"Ukraina bez Putina!”, "Juszczenko!, Juszczenko!” - skandował wczoraj tłum na placu Litewskim w Lublinie. Aby zademonstrować poparcie dla ukraińskiej opozycji na plac przyszło kilkuset mieszkańców. Lublin od dawna nie widział tak licznej i tak spontanicznej demonstracji.

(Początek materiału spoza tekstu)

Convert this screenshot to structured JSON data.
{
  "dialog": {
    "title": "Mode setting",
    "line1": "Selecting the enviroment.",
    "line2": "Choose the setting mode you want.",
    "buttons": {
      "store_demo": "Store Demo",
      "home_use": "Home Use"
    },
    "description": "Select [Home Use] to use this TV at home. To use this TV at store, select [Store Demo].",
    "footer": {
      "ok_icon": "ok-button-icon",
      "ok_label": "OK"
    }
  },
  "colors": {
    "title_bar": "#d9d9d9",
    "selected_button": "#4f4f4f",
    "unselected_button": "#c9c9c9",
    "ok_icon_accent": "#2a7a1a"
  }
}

Ale Juszczenkę popiera naród, a co więcej - organy lokalnej władzy w Kijowie i innych regionach kraju, w tym w obwodzie lwowskim. Uznania zwycięstwa kandydata obozu władzy, premiera Wiktora Janukowycza, w niedzielnych wyborach prezydenckich odmówił też Lwów i inne miasta zachodniej i środkowej Ukrainy. Wieczorem w Kijowie tłum zebrał się przed siedzibą prezydenta Kuczmy. Sprzed gmachu wycofała się część chroniących go sił specjalnych. Gdy oddawaliśmy to wydanie Dziennika do druku sytuacja przed gmachem była niejasna. Opozycja zapowiadała, że szturmu nie będzie. Jednocześnie w środku trwały negocjacje.
Tymczasem w całej Polsce odbyły się wczoraj wiece poparcia dla ukraińskiej opozycji. W Lublinie mieszkańcy zebrali się na placu Litewskim przed godziną 15. Ludzie chwytali się za ręce i łączyli w łańcuch solidarności polsko-ukraińskiej. - Juszczenko to symbol demokracji - nie ukrywał emocji Tomek Wrzesiński z KUL. - Nie możemy pozwolić, by Ukraińcom zabrano prawo do wolnych wyborów.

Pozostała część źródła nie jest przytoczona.